When I was moving around Watch People Code the other day while figuring out how to livestream my work on a new project, I found a interview by the site’s administrator, Alexander Putilin, with Justin M. Keyes, a contributor to an open-source project called Neovim.

Here’s the video of the interview:

Neovim is a new version of a classic text editor called Vim, which I’ve become more interested in the last few months.

It’s an interesting interview as it offers a view into the problems and joys of running a loosely-organized open source project, with references to something he calls “the trust model.”

But for me two specific points from Keyes stuck out to me:

  1. At about 16:20 in the YouTube video he talks about the notion of “intuition” and “taste,” citing Linus Torvald.

  2. At 25:50 Keyes talks about how if you’ve edited your vimrc file– even just to add a custom key mapping, you’re effectively a plug-in author. I think it’s smart to erase the somewhat artificial line between those who package their vimscript functions and key mappings into plug-ins and someone who just adds their own key mappings and vimscript functions to their vimrc files.

For example, I’m super-satisfied with my little Markdown keymap that I wrote the other day, and I’d be happy to offer it to others who had the same problem/need as I did when I wrote it.
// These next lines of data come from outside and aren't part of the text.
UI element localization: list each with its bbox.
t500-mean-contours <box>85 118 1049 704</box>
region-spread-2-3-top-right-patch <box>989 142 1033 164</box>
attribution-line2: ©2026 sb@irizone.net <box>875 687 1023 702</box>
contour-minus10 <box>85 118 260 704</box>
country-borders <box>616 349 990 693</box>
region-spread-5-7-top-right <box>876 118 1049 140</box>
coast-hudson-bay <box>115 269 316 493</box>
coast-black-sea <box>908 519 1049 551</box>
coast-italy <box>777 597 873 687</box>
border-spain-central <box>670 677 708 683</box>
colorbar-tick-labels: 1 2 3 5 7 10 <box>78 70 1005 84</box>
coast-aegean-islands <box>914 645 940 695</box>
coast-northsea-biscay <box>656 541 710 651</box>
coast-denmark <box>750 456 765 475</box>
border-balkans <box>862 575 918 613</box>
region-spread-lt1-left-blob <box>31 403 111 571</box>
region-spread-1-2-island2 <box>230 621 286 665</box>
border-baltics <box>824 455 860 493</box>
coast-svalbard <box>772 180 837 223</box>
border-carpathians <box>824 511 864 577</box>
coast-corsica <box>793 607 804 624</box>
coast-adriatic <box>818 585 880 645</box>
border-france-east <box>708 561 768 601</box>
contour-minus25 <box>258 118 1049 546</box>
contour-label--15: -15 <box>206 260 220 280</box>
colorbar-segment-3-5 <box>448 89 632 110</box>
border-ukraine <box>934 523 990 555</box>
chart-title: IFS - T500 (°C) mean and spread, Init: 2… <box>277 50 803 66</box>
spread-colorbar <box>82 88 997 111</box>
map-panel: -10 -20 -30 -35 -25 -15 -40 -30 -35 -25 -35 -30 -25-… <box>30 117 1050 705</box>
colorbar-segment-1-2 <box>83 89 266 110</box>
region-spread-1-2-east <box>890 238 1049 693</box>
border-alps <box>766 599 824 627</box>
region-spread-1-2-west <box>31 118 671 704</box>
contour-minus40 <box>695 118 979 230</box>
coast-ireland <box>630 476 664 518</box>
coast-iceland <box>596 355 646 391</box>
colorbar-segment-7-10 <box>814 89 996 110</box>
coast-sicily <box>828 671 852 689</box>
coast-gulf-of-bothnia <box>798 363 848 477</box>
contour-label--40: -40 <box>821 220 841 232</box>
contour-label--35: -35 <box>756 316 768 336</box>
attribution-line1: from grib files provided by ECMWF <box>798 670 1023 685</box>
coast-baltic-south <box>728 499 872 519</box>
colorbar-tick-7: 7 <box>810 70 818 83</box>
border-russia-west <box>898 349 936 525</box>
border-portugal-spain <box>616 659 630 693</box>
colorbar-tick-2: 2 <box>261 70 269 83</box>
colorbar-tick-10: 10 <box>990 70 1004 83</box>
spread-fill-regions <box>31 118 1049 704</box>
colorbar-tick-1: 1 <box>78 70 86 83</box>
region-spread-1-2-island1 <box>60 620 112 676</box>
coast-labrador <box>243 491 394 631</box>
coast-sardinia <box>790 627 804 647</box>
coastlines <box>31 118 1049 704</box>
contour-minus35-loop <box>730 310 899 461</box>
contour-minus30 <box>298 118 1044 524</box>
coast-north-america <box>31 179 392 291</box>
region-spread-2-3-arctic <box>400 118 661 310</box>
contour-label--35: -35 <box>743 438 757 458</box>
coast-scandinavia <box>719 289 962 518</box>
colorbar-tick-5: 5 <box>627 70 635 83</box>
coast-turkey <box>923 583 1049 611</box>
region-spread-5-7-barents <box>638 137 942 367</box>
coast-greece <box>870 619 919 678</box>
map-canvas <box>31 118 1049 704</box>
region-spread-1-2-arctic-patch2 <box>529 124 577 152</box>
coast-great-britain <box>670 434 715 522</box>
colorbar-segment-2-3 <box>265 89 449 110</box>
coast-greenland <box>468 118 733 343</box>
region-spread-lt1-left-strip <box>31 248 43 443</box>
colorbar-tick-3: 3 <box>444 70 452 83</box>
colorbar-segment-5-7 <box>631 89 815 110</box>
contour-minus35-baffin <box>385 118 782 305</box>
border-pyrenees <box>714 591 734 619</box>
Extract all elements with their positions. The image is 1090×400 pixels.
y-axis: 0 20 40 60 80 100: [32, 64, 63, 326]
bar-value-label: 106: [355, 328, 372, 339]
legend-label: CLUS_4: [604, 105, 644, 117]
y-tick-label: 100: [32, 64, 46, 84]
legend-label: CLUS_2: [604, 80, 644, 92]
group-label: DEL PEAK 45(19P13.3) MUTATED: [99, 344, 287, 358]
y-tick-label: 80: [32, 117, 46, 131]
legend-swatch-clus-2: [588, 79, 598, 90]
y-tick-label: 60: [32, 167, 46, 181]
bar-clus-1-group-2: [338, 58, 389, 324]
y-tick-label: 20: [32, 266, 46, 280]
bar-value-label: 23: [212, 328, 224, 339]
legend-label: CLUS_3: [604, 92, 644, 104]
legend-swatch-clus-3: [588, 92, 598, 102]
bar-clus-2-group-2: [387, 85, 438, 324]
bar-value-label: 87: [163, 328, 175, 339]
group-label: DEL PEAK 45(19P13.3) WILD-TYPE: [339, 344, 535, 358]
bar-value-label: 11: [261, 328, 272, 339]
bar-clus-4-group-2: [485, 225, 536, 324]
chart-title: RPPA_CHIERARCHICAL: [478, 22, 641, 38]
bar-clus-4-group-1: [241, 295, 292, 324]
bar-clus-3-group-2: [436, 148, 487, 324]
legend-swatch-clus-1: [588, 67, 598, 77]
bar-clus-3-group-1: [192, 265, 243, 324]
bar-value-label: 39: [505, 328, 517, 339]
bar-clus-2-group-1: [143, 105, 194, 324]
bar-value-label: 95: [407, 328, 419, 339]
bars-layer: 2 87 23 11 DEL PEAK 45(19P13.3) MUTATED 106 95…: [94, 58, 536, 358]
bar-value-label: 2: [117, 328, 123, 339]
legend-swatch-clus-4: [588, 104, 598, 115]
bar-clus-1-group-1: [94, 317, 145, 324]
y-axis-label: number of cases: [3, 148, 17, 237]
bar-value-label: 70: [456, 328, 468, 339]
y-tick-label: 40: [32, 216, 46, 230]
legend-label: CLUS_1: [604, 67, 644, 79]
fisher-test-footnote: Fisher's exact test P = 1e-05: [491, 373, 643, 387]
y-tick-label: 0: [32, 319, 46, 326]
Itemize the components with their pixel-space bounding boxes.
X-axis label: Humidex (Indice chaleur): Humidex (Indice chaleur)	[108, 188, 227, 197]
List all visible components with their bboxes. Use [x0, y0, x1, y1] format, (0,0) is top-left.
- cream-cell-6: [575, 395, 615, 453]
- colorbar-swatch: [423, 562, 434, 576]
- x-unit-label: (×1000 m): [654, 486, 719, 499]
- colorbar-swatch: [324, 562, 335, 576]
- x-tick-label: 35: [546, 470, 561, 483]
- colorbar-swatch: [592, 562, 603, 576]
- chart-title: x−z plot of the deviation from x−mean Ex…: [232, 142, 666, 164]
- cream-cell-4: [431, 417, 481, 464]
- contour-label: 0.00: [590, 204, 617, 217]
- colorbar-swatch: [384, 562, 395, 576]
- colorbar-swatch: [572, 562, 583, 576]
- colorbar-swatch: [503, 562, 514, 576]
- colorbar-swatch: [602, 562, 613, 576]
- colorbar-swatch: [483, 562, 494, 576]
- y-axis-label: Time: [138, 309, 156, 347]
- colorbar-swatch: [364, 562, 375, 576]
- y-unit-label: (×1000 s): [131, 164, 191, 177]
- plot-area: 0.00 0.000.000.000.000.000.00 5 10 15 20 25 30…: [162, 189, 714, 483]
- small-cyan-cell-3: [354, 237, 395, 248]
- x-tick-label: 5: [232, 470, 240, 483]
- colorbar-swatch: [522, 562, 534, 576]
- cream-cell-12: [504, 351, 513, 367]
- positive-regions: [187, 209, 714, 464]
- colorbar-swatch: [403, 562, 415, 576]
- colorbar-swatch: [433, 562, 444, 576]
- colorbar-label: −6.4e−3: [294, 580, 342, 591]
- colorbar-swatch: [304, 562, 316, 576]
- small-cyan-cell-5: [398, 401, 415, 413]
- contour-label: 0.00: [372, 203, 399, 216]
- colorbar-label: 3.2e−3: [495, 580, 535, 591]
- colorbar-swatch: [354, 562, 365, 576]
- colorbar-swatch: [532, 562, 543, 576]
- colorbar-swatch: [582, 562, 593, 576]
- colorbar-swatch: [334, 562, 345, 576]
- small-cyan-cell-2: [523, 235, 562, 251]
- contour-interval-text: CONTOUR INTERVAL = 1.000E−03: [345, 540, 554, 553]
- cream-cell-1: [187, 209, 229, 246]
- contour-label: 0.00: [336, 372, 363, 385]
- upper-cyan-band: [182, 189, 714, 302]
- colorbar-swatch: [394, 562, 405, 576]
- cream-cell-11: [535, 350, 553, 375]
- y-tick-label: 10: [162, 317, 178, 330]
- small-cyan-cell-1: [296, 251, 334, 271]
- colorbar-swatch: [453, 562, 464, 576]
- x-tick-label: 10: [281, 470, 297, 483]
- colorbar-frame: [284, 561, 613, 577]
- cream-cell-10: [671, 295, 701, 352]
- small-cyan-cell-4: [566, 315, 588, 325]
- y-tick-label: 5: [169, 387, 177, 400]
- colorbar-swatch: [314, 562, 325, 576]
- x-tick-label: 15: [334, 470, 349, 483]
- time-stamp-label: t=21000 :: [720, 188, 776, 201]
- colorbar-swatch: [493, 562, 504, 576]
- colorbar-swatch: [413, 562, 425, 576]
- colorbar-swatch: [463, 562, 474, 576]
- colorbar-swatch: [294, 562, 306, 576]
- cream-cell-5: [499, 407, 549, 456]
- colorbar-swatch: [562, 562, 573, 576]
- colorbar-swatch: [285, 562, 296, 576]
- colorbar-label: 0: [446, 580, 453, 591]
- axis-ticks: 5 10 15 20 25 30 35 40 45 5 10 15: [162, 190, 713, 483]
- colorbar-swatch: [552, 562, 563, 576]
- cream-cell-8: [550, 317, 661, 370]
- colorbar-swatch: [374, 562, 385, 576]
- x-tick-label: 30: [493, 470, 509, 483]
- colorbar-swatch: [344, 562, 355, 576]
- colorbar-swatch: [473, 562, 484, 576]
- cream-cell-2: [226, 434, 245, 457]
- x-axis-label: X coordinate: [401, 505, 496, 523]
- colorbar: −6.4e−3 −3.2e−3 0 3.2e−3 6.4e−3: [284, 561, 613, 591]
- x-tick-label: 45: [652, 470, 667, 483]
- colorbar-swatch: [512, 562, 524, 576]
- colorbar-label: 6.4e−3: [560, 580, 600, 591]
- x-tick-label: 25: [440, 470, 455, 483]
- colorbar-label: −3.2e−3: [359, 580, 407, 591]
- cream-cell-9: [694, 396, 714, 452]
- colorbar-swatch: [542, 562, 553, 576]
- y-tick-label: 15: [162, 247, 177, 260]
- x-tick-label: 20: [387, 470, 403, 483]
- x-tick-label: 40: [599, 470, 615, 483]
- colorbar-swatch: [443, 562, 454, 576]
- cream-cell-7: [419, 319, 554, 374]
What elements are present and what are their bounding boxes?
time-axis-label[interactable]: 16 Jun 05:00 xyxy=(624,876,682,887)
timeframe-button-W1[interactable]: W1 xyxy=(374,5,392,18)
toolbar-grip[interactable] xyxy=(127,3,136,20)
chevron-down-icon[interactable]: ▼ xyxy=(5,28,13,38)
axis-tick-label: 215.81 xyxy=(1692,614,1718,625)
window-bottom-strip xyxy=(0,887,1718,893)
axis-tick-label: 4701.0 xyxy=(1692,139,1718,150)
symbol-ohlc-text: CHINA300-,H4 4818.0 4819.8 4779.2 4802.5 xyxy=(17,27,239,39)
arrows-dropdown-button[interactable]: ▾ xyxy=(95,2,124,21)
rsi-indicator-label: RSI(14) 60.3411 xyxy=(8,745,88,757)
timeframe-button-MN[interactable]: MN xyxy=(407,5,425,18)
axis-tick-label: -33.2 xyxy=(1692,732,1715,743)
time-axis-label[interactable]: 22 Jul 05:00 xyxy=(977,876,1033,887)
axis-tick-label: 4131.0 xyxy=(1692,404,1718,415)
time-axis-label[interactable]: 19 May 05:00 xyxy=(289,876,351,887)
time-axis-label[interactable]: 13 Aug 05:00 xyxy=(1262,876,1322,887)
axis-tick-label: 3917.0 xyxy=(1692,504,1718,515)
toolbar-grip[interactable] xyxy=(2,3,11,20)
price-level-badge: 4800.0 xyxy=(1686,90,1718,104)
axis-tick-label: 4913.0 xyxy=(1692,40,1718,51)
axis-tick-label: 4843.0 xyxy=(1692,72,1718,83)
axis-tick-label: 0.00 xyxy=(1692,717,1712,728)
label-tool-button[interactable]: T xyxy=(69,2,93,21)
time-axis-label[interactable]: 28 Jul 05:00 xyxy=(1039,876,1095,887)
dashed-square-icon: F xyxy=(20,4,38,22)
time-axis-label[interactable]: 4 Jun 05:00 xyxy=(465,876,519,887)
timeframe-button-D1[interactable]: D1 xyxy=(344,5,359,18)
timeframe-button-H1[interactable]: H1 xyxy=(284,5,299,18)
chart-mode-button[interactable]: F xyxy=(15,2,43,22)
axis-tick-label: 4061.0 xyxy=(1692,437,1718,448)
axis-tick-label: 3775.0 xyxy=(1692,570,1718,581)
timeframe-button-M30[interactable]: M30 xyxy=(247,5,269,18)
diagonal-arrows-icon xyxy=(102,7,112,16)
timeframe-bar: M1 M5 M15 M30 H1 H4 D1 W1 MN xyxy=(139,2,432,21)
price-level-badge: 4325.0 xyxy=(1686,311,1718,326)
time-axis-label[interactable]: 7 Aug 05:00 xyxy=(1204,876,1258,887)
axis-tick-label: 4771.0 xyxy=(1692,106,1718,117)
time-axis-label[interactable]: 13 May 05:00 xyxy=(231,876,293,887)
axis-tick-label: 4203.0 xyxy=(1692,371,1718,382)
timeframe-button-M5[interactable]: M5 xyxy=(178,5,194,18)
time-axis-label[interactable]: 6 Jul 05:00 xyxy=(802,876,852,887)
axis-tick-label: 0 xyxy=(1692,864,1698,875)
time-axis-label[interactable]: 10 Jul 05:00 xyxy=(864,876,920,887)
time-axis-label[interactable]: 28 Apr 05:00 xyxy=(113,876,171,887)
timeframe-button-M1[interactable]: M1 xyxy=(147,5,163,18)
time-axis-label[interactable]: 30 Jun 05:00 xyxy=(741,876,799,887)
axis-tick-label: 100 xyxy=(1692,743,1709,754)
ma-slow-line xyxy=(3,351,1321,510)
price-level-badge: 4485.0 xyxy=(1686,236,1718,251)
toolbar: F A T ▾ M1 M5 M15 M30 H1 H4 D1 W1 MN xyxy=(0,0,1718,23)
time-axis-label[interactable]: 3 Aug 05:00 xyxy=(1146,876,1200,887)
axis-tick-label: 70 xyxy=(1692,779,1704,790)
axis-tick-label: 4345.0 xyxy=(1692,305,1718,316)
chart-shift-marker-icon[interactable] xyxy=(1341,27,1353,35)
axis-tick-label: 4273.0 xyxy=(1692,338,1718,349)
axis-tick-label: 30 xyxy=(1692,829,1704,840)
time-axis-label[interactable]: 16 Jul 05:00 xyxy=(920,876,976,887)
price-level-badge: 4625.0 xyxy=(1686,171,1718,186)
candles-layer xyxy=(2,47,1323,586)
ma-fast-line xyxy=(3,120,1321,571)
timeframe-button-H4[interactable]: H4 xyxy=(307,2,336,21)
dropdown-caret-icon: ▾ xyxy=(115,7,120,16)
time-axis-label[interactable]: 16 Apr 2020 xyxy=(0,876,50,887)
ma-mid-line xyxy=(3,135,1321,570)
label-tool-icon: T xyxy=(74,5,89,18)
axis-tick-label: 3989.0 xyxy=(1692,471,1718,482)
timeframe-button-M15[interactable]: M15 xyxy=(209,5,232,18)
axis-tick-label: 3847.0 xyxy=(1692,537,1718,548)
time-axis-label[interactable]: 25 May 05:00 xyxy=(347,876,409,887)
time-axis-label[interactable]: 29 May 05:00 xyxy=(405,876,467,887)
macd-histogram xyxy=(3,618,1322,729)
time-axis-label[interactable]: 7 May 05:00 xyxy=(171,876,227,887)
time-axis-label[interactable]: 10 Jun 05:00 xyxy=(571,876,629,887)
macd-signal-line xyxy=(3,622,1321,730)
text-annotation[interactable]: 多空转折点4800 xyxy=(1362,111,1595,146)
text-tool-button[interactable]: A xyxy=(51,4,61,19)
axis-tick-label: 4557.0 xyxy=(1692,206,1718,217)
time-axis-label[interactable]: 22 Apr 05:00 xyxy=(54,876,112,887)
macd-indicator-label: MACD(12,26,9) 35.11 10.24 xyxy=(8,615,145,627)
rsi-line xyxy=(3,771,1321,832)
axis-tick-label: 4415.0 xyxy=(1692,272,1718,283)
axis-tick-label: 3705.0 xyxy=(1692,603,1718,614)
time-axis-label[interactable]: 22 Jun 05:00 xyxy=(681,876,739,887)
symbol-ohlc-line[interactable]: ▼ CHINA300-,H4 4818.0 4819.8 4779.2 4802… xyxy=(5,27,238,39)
And of course, I’d be excited to see how they’d improve it.

By the way, here are the instructions I followed to install Neovim on my machine using Homebrew. Apparently it’s pretty stable as of this summer.

Note that when you install (via Homebrew at least), in the console window it gives you two suggested commands for linking your current .vimrc file and .vim directory to where Neovim will look for these files, and it worked like clockwork for me. Here they are:

The Neovim executable is called 'nvim'. To use your existing Vim
configuration:
    ln -s ~/.vimrc ~/.nvimrc
    ln -s ~/.vim ~/.nvim
See ':help nvim' for more information on Neovim.

But for now I’m still going steady with MacVim.

Update:

Due to a recent change to Neovim’s master branch, the above symlinks are no longer correct.

See this Reddit thread, which points to issue #78, for more information.

Here are the new symlinks I ran. They seem to have brought everything back to normal.

ln -s ~/.vimrc ~/.config/nvim/init.vim
ln -s ~/.vim ~/.config/nvim

Interesting that they’d push such a significant change to master. Guess that’s part of the thrill of using pre-release software!